Artificial Intelligence In Go
Abstract
In the recent decade, artificial intelligence of all sorts have revolutionized the highly complex combinatorial game of Go. The once thought impossible task of a computer beating human experts in Go was accomplished by Google DeepMind’s AlphaGo, the first successful computer in Go. This study explains conceptually how AlphaGo works, as well as demonstrates the effect of the machine’s internal features and settings on the final results. After discussing the internal networks and algorithms of AlphaGo, the goal is to observe the playout value at which decision stabilization is reached. To achieve this, experiments were done based on the three stages of the game: opening, midgame, and endgame. Decision stabilization will be measured as parallel to win rate stabilization. Three complete games (neither side resigns) are analyzed over a course of 500,000 playouts and then 1,000,000 playouts. These playout capacities correspond to an original model (2,801 playouts per second) and an improved model (6,000 playouts per second).
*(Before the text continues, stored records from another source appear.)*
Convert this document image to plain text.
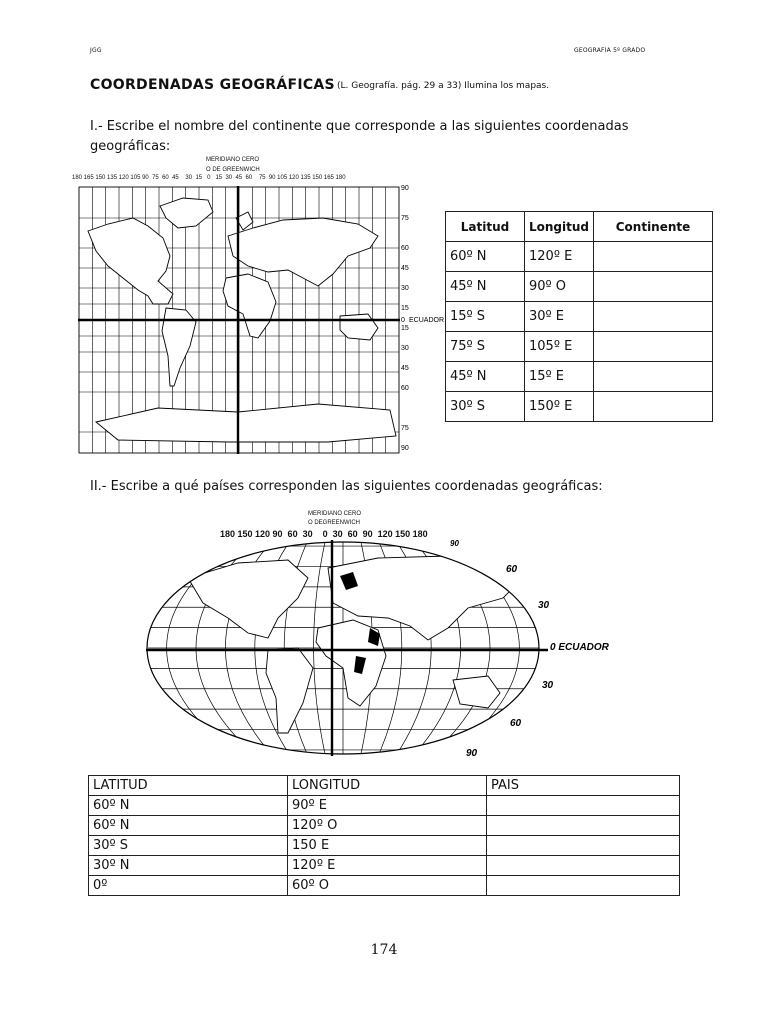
JGG	GEOGRAFIA 5º GRADO
COORDENADAS GEOGRÁFICAS (L. Geografía. pág. 29 a 33) Ilumina los mapas.
I.- Escribe el nombre del continente que corresponde a las siguientes coordenadas
geográficas:
MERIDIANO CERO
O DE GREENWICH
180 165 150 135 120 105 90  75  60  45    30  15   0   15  30  45  60    75  90 105 120 135 150 165 180
90
75
60
45
30
15
0
15
30
45
60
75
90
ECUADOR
Latitud	Longitud	Continente
60º N	120º E	
45º N	90º O	
15º S	30º E	
75º S	105º E	
45º N	15º E	
30º S	150º E	
II.- Escribe a qué países corresponden las siguientes coordenadas geográficas:
MERIDIANO CERO
O DEGREENWICH
180 150 120 90  60  30    0  30  60  90  120 150 180
90
60
30
0 ECUADOR
30
60
90
LATITUD	LONGITUD	PAIS
60º N	90º E	
60º N	120º O	
30º S	150 E	
30º N	120º E	
0º	60º O	
174
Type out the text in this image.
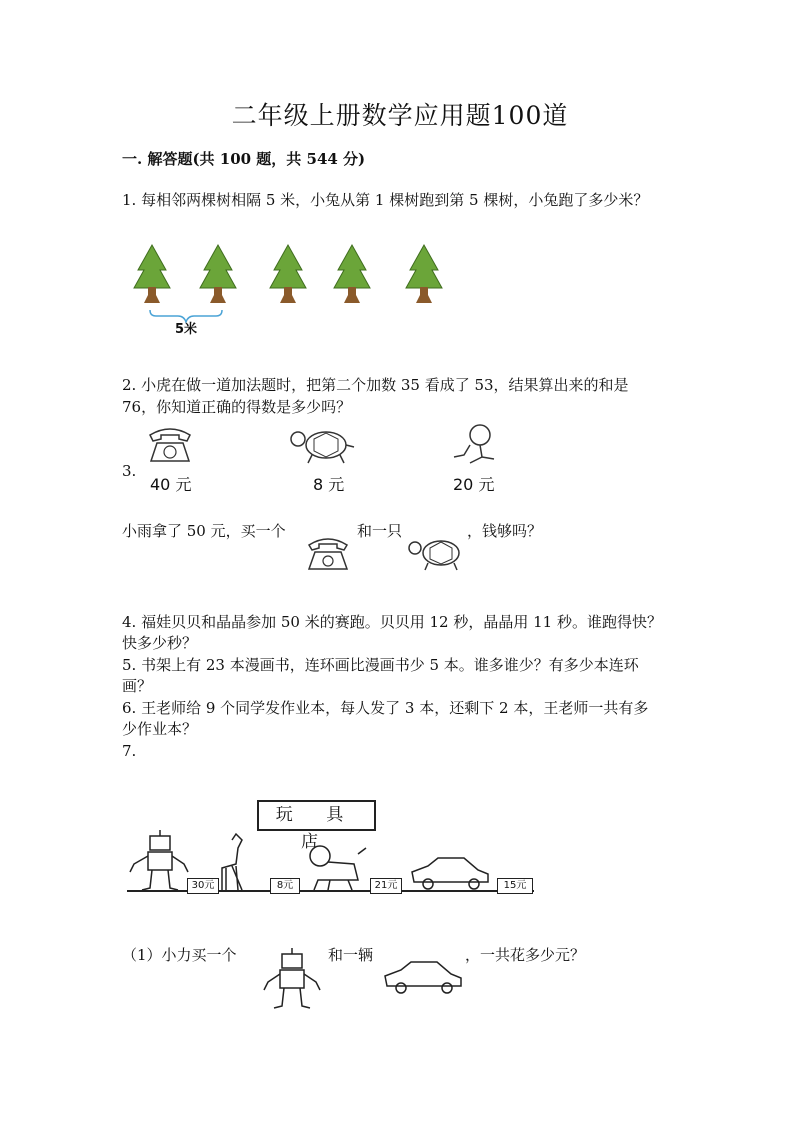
二年级上册数学应用题100道
一. 解答题(共 100 题，共 544 分)
1. 每相邻两棵树相隔 5 米，小兔从第 1 棵树跑到第 5 棵树，小兔跑了多少米？
5米
2. 小虎在做一道加法题时，把第二个加数 35 看成了 53，结果算出来的和是
76，你知道正确的得数是多少吗？
3.
40 元	8 元	20 元
小雨拿了 50 元，买一个	和一只	，钱够吗？
4. 福娃贝贝和晶晶参加 50 米的赛跑。贝贝用 12 秒，晶晶用 11 秒。谁跑得快？
快多少秒？
5. 书架上有 23 本漫画书，连环画比漫画书少 5 本。谁多谁少？有多少本连环
画？
6. 王老师给 9 个同学发作业本，每人发了 3 本，还剩下 2 本，王老师一共有多
少作业本？
7.
玩 具 店
30元	8元	21元	15元
（1）小力买一个	和一辆	，一共花多少元？
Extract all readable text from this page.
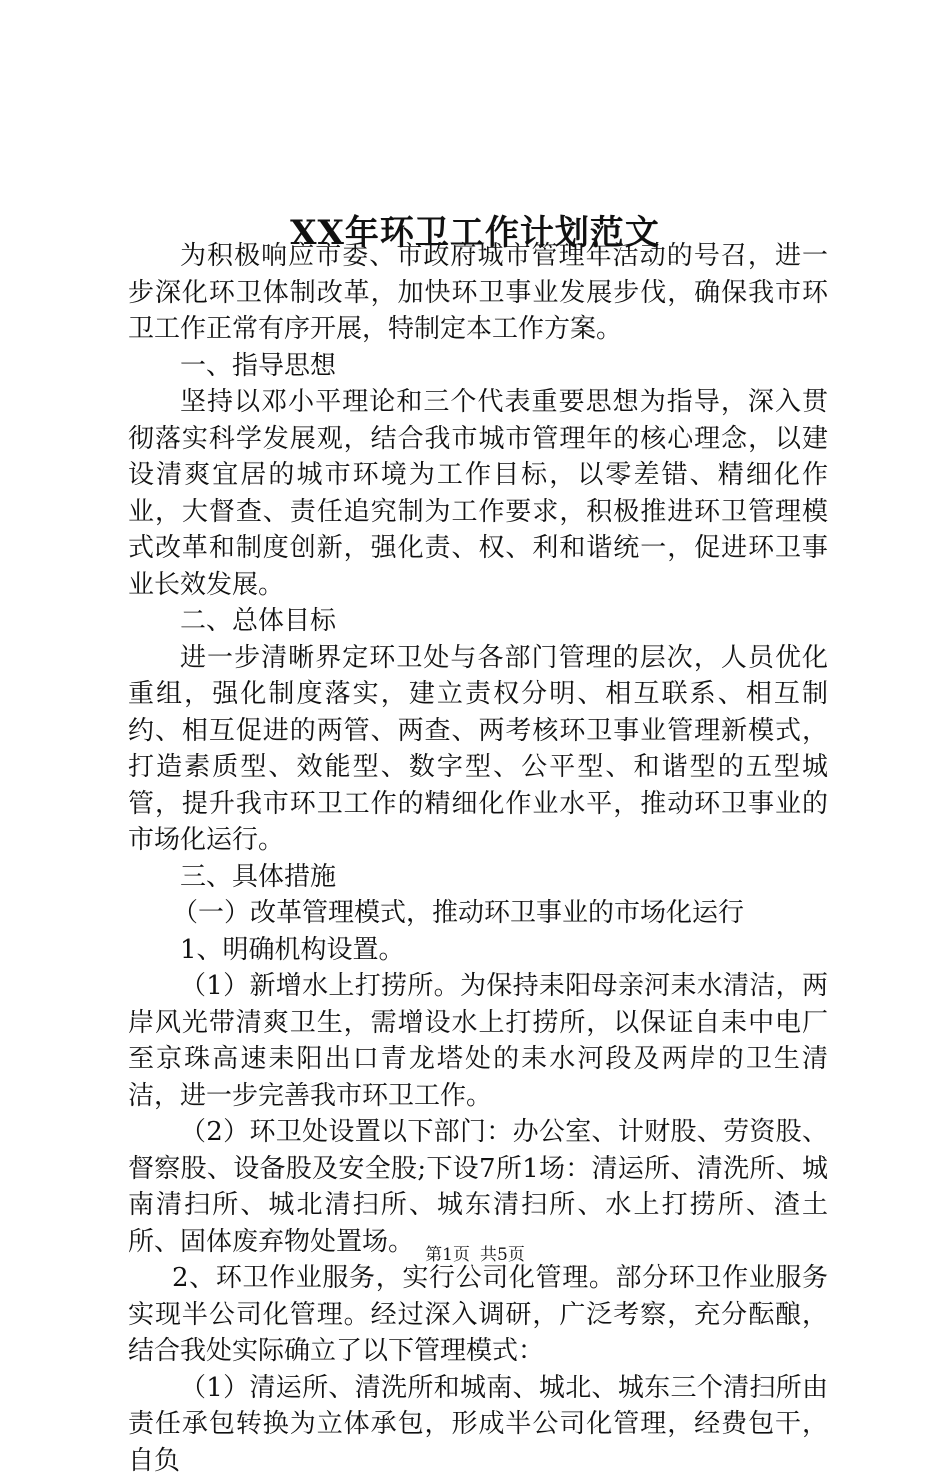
XX年环卫工作计划范文

为积极响应市委、市政府城市管理年活动的号召，进一步深化环卫体制改革，加快环卫事业发展步伐，确保我市环卫工作正常有序开展，特制定本工作方案。

一、指导思想

坚持以邓小平理论和三个代表重要思想为指导，深入贯彻落实科学发展观，结合我市城市管理年的核心理念，以建设清爽宜居的城市环境为工作目标，以零差错、精细化作业，大督查、责任追究制为工作要求，积极推进环卫管理模式改革和制度创新，强化责、权、利和谐统一，促进环卫事业长效发展。

二、总体目标

进一步清晰界定环卫处与各部门管理的层次，人员优化重组，强化制度落实，建立责权分明、相互联系、相互制约、相互促进的两管、两查、两考核环卫事业管理新模式，打造素质型、效能型、数字型、公平型、和谐型的五型城管，提升我市环卫工作的精细化作业水平，推动环卫事业的市场化运行。

三、具体措施

（一）改革管理模式，推动环卫事业的市场化运行

1、明确机构设置。

（1）新增水上打捞所。为保持耒阳母亲河耒水清洁，两岸风光带清爽卫生，需增设水上打捞所，以保证自耒中电厂至京珠高速耒阳出口青龙塔处的耒水河段及两岸的卫生清洁，进一步完善我市环卫工作。

（2）环卫处设置以下部门：办公室、计财股、劳资股、督察股、设备股及安全股;下设7所1场：清运所、清洗所、城南清扫所、城北清扫所、城东清扫所、水上打捞所、渣土所、固体废弃物处置场。

2、环卫作业服务，实行公司化管理。部分环卫作业服务实现半公司化管理。经过深入调研，广泛考察，充分酝酿，结合我处实际确立了以下管理模式：

（1）清运所、清洗所和城南、城北、城东三个清扫所由责任承包转换为立体承包，形成半公司化管理，经费包干，自负

第1页 共5页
A move is selected at an uncertain point in the game for playout simulations. Experiments with the different models indicated that decision stability is achieved at around 200,000-300,000 playouts. Optimal time will vary depending on the speed of the model. Overall, this information allows us to better understand artificial intelligence in Go and allow for possible improvement in the field. It also allows us to determine the quantity of playouts to obtain the optimal reliability. This will save sizable amounts of time and computational power.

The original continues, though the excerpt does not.